`My first memory is comprised mainly of darkness, and cold, and a tight constriction in my chest as I flailed for the air which seemed so utterly far away. They tell me it was four months ago I struggled to breathe in that frigid river, and my savior had come in the form of a chubby teen as pale as a cave fish. How I had gotten into the river – and pretty much everything else, for that matter- is a complete mystery to me. The few things I have remembered from the time before the hospital are these: the name Anaxandra, drowning in the river, and books. I know not whether Anaxandra is me, or my mother, or a friend, or a name I merely took out of a book and stored in the back of my brain, but that is what I am called now, for I have no other name to call my own. The river I have described to you. As far as books go, well, I remember reading them. Hundreds of them. I remember plots, main characters, places, how I cried at the death of Dumbledore, how afraid I was for the hobbits as they crossed into Mordor… and yet, I do not recall where I went to school, my mother’s name, how old I am, or where I lived. And, of course, all of these memories surfaced weeks after my admittance into the hospital.
Therapy takes up much of my time, although my time is not particularly important as it is. I am shown novels of all kinds (many of which I recognized immediately), and faces of all colors and shapes (none of which I have recognized yet). I am made to fish, dance, do gymnastics, sing, and eat various dishes in the hope that any one of these activities will trigger a suppressed memory. None has yet helped. The doctors are beginning to give up hope, especially as with no relatives or money, I cannot –pay for treatment. I know that as soon as I am recovered enough, I’ll be sent off to be adopted. Still no relation can be discovered. I know not whether I had no living parents or whether they merely do not care about me enough to find me. I prefer to believe the first.
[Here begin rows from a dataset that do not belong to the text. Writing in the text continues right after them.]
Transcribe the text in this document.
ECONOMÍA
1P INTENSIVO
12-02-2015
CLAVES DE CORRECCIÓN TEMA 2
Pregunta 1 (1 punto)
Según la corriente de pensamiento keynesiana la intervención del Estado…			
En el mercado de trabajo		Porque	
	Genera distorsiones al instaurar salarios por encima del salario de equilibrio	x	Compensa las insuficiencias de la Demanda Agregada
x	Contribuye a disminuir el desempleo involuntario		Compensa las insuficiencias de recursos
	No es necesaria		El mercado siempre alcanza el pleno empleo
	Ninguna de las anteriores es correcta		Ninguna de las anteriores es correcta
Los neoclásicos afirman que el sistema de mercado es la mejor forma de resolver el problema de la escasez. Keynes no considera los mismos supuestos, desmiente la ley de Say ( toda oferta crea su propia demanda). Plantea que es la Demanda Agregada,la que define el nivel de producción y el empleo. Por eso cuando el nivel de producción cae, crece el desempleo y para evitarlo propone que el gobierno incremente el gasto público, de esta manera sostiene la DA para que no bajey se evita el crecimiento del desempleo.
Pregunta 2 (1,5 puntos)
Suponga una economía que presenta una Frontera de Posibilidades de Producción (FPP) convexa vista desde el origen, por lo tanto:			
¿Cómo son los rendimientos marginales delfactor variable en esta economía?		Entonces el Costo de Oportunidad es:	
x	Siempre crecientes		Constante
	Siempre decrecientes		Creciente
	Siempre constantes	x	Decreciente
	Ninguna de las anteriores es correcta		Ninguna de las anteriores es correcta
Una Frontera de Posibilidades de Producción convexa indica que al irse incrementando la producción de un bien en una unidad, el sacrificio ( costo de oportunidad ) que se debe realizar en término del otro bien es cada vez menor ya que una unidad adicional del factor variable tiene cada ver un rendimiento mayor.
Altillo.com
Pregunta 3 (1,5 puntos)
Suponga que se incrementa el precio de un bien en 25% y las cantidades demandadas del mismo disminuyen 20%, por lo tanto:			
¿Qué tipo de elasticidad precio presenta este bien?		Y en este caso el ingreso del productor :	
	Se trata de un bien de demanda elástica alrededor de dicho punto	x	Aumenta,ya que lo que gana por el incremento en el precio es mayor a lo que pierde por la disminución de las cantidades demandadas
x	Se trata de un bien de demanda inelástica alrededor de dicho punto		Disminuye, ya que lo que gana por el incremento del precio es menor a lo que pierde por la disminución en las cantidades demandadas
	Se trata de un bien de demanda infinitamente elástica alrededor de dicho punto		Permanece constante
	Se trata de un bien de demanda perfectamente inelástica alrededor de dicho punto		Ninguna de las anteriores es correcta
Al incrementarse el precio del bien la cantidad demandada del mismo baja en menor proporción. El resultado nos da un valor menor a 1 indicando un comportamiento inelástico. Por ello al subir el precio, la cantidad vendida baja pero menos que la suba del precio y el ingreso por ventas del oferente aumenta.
People are frightened of my lack of self, and so avoid me once they know what I am. So often I will be on one of my many minor excursions into the outside world in search of memory when someone will ask me about myself, oddling of a person as I am. With dark red hair highlighted with purple cascading in a waterfall down my back tied under a kerchief, blue-grey eyes, square rimmed glasses, usually witty shirt, plastic Time Turner, bag covered in buttons, laptop covered in stickers, and, of course, the ever present wheelchair, also highly decorated, (I would need one for the rest of my life-the fall into the river had not done wonders for my health) made people give me a double take, for I am not the sort of figure common in a small town like the one the hospital is located in. In fact, I am often surprised that there are any people left to question me, especially as few ever come back after their first encounter. I try to be polite, but it rarely ends particularly well. For example:
Stranger: “Hello, I’m George, what’s your name?”
Me: “Uh…. Anaxandra.”
Stranger: “Nice to meet you, Alexandra.”
Me: “Sorry, it’s not AL-exandra, it’s AN-axandra. Most people get it wrong the first time.”
Stranger: “Oh, that’s an interesting name, what nationality is it from?”
Me: “It’s Greek, actually.”
Stranger: “Is your family Greek?”
Me: “I don’t know.”
Stranger, laughing: “What do you mean, you don’t know?”
Me, sighing because all my conversations end like this: “Well, I was in a horrible accident in which I almost drowned, but I survived, however, I can’t remember a thing before it. I have no idea who I am, where my family is from, what my name really is, or anything else about my old life. All I can recall are the events of the last four months.”
Stranger, no longer laughing: “Oh. I… see. Well, goodbye then!”
And then they run away, and I continue rolling around town, feeling more lonely and lost than ever. I am told to consider myself lucky to be alive, but I must wonder- is someone truly alive if they have no identity and no sense of self? It frightens people because they see themselves in me- they see their own lack of self, I think, and see what they could be if they forget their history. I suppose I’m a sort of warning to them, but I’d prefer to be one of them than to be a warning.
Soon, I suppose, I will have an identity- another orphan up for adoption, like a puppy no one wants. Someday, I shall have a new life, and my old one may be forgotten, but for now, I’m stuck in limbo. This is both exhilarating and terrifying. I can create for myself a personality, recreate myself in a whole new place, with entirely different people. I can be who I want to be.